Draper’s SW is designed to operate on small handheld drones but can be adapted to larger drones or other autonomous vehicles. The scalable and adaptable nature of the software enables the integration of advanced autonomy onto existing vehicles that are otherwise manually controlled, as well as future ones. Upgrading vehicles with autonomous capability will make a variety of platforms much more capable and able to perform new missions independently.
Draper’s SW puts the autonomy function onboard the drone—even tiny ones—reducing the cognitive burden on soldiers. Once provided with a target location, Draper’s SW enables the drone to independently determine how best to get there by planning (in real-time) obstacle-free routes without any prior knowledge of the environment. While the system enables closed-loop and fully autonomous flight, a user interface provides the soldier with up-to-date information about the environment and the type of objects of interest observed during the drone’s flight, as well as information about the drone’s operational status.
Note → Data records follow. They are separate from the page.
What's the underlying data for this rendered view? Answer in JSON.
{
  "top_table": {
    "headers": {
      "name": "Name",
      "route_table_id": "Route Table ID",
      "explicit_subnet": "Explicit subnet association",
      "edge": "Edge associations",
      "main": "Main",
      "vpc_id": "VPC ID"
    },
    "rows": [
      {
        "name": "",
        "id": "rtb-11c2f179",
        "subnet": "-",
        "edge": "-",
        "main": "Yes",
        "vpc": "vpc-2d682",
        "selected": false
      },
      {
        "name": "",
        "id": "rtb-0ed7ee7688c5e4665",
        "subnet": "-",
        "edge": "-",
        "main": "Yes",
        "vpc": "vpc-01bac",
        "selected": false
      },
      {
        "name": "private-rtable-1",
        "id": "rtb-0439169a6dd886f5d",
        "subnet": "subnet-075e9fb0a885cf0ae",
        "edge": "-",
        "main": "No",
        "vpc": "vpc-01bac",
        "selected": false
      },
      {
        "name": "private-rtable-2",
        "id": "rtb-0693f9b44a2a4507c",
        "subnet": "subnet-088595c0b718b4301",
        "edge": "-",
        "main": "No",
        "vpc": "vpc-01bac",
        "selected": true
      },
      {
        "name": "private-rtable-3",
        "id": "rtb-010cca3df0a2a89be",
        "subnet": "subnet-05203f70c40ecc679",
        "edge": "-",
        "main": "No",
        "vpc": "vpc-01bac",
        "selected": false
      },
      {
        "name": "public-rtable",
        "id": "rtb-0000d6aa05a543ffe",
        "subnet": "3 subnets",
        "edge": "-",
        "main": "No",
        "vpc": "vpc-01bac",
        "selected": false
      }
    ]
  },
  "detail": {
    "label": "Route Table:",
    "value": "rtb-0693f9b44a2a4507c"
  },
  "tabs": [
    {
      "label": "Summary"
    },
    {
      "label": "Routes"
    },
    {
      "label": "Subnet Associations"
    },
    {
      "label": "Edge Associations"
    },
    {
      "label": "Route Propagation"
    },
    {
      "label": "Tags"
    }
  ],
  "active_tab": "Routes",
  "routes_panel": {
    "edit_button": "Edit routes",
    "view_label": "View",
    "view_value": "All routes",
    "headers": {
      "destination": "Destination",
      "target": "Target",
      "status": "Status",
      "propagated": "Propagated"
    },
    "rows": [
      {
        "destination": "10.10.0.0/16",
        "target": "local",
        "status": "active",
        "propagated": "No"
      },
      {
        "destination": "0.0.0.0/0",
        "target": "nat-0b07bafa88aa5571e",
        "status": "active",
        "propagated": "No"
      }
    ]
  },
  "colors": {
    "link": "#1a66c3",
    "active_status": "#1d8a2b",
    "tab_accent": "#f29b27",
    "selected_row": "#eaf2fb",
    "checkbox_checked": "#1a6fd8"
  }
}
Draper has demonstrated its agile obstacle avoidance, GPS-denied localization and 3D mapping on a tiny cellphone-grade processor using only an inertial measurement unit (IMU) and a single passive camera (stealthier than a laser). The Draper team also built in target recognition capabilities, which can be co-trained with mission-relevant synthetic data generated by realistic simulators.
Draper is adding new features to its autonomy system, including new onboard artificial intelligence (AI) solutions for inferring depth distance for each pixel in an image to enable operations in more complex 3D environments. Draper is also developing advanced robotic modeling and simulation tools to enable test and evaluation of new technologies, in a variety of environments, and at a much lower cost, to assess impact and tradeoffs of incorporating new technology (e.g., new sensors or algorithms) into an autonomous system. Longer term, Draper wants to enable autonomous adaptive exploration of large environments, possibly for groups of cooperating drones.